ROSC 9: MALADJUSTMENTS

Written by Subject: Communications

MaladjustmentsAs I sat with the TCM crew at Jay's (for those who don't recall, TCM means the creatively maladjusted), I realized that they were living up to their name. The ideas they came up with for the sanitarium people were pretty far outside the box.

One idea, for example, was to keep a rolling stock of Uber driver credentials, which could be abandoned after each tax season (or if Uber noticed their fake tag numbers) and replaced by another. And before I could complain about innocent people being hassled, they explained that they would only use IDs from the deceased. I warned about feds going after them anyway, but they had heard my argument before. Besides, for some of them skating on taxes made the difference between a plain life and destitution.

I'm not sure if they'll do this or not (and they had the idea of doing the same for all the "gig economy" professions), but since I believe the threat of destitution is real for some of them, I left that subject aside and tried to insert a few ideas on being clear about the morality of what you do.

"Legality is about state punishment," I explained, "but morality is about what we are.
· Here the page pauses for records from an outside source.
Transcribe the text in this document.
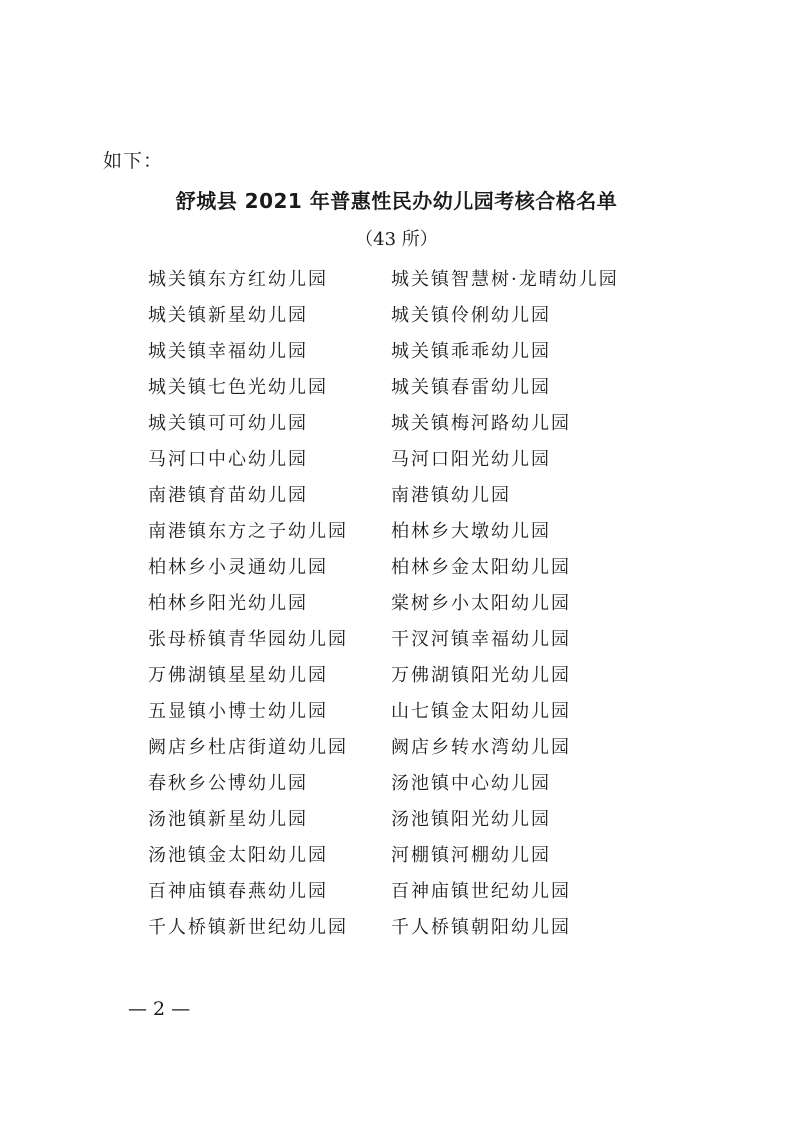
如下：
舒城县 2021 年普惠性民办幼儿园考核合格名单
（43 所）
城关镇东方红幼儿园	城关镇智慧树·龙晴幼儿园
城关镇新星幼儿园	城关镇伶俐幼儿园
城关镇幸福幼儿园	城关镇乖乖幼儿园
城关镇七色光幼儿园	城关镇春雷幼儿园
城关镇可可幼儿园	城关镇梅河路幼儿园
马河口中心幼儿园	马河口阳光幼儿园
南港镇育苗幼儿园	南港镇幼儿园
南港镇东方之子幼儿园	柏林乡大墩幼儿园
柏林乡小灵通幼儿园	柏林乡金太阳幼儿园
柏林乡阳光幼儿园	棠树乡小太阳幼儿园
张母桥镇青华园幼儿园	干汊河镇幸福幼儿园
万佛湖镇星星幼儿园	万佛湖镇阳光幼儿园
五显镇小博士幼儿园	山七镇金太阳幼儿园
阙店乡杜店街道幼儿园	阙店乡转水湾幼儿园
春秋乡公博幼儿园	汤池镇中心幼儿园
汤池镇新星幼儿园	汤池镇阳光幼儿园
汤池镇金太阳幼儿园	河棚镇河棚幼儿园
百神庙镇春燕幼儿园	百神庙镇世纪幼儿园
千人桥镇新世纪幼儿园	千人桥镇朝阳幼儿园
— 2 —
That's something we can never skate on."

Again I thought about the barbarity of a system that forces productive people to choose between parasitism and criminality. It's an evil choice, and it condemns the status quo in no uncertain terms.
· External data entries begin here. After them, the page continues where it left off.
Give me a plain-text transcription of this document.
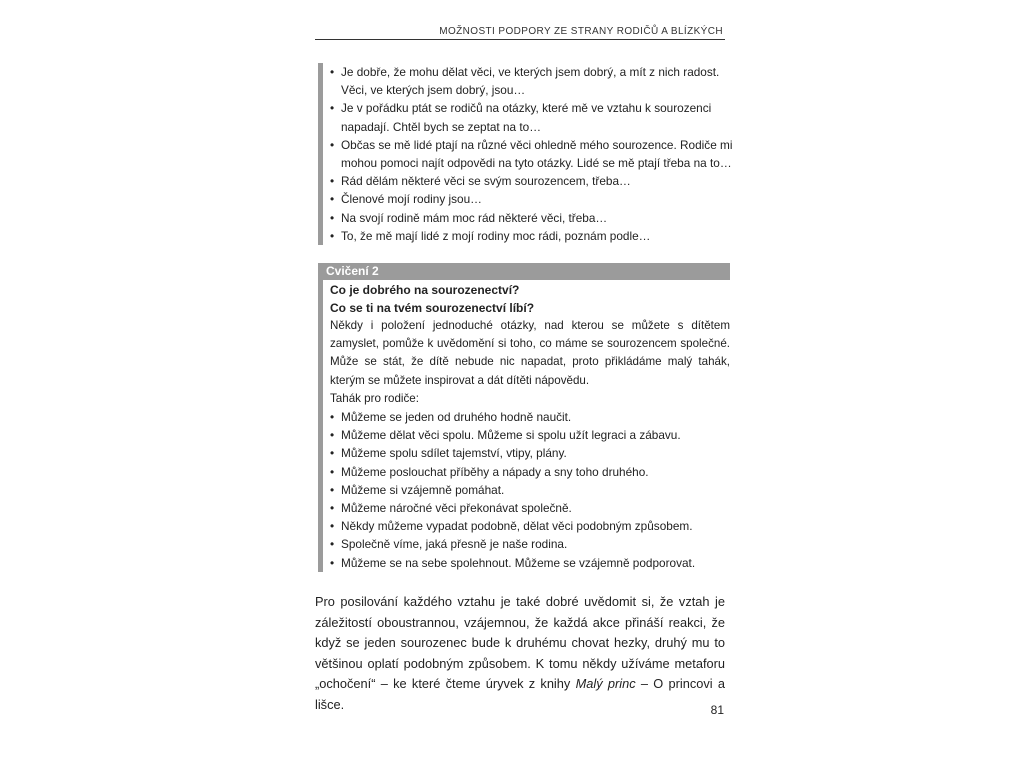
MOŽNOSTI PODPORY ZE STRANY RODIČŮ A BLÍZKÝCH
• Je dobře, že mohu dělat věci, ve kterých jsem dobrý, a mít z nich radost. Věci, ve kterých jsem dobrý, jsou…
• Je v pořádku ptát se rodičů na otázky, které mě ve vztahu k sourozenci napadají. Chtěl bych se zeptat na to…
• Občas se mě lidé ptají na různé věci ohledně mého sourozence. Rodiče mi mohou pomoci najít odpovědi na tyto otázky. Lidé se mě ptají třeba na to…
• Rád dělám některé věci se svým sourozencem, třeba…
• Členové mojí rodiny jsou…
• Na svojí rodině mám moc rád některé věci, třeba…
• To, že mě mají lidé z mojí rodiny moc rádi, poznám podle…
Cvičení 2
Co je dobrého na sourozenectví?
Co se ti na tvém sourozenectví líbí?

Někdy i položení jednoduché otázky, nad kterou se můžete s dítětem zamyslet, pomůže k uvědomění si toho, co máme se sourozencem společné. Může se stát, že dítě nebude nic napadat, proto přikládáme malý tahák, kterým se můžete inspirovat a dát dítěti nápovědu.

Tahák pro rodiče:
• Můžeme se jeden od druhého hodně naučit.
• Můžeme dělat věci spolu. Můžeme si spolu užít legraci a zábavu.
• Můžeme spolu sdílet tajemství, vtipy, plány.
• Můžeme poslouchat příběhy a nápady a sny toho druhého.
• Můžeme si vzájemně pomáhat.
• Můžeme náročné věci překonávat společně.
• Někdy můžeme vypadat podobně, dělat věci podobným způsobem.
• Společně víme, jaká přesně je naše rodina.
• Můžeme se na sebe spolehnout. Můžeme se vzájemně podporovat.
Pro posilování každého vztahu je také dobré uvědomit si, že vztah je záležitostí oboustrannou, vzájemnou, že každá akce přináší reakci, že když se jeden sourozenec bude k druhému chovat hezky, druhý mu to většinou oplatí podobným způsobem. K tomu někdy užíváme metaforu „ochočení“ – ke které čteme úryvek z knihy Malý princ – O princovi a lišce.	81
Another idea was to keep the sanitarium busy scouring the darknet for the newest opportunities that might arise. The real service there wouldn't be to find the ideas, but rather to curate them: to determine which of them were real, didn't involve crazy levels of risk, and involved honest, voluntary commerce.

Regarding this curation idea, a question came up: How should the sanitarium sell this service? The fact had dawned upon them that if they did things in false names, there could be no legal protections they could call upon.
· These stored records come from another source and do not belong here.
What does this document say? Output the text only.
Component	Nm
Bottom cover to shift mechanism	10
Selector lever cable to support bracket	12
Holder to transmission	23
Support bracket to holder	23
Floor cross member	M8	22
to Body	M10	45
"You wouldn't have them anyway," I told them.

They looked at me with confused faces.

"There's no legal protection at the low end of the economy," I said. "Are you really going to sue someone who rips you off for a thousand dollars? The lawsuit itself would cost far, far more."

This they understood.

"There's no effective protection for small players anymore. So, you either get payment in front, or you adjust."

"Adjust how?" they asked.

"Do business with people you trust, don't let the amounts get large, and withhold services to anyone who pays late. People did this all the time in the old days. They just don't think of it now, since the system became God."

Then came a brilliant idea. It was from Jordan again, our resident computer genius.

"If any of them have specialty skills," he said, "they could open a darknet-based certification agency."

I thought I knew what he meant but waited for him to explain.

"The only reason real names matter for commerce," he said, "is that customers need to be assured about honesty and skills."

Everyone nodded their understanding.

"So, someone who was really good at plumbing, for example, could certify that the bearer of a certain PGP key was a competent plumber. He could be tested in the same way government certified plumbers are, and even more carefully. And if he did bad work, his certification could be yanked. The protection for the customer would be equally good or better than government certification."

This again set the table humming. They came up with a long list of jobs that could be digitally certified and paid for in cryptocurrencies. The market for this was gigantic. With just a little bit of creativity and courage (or desperation), the vast majority of lower- and mid-level jobs could be conducted this way… crypto-only.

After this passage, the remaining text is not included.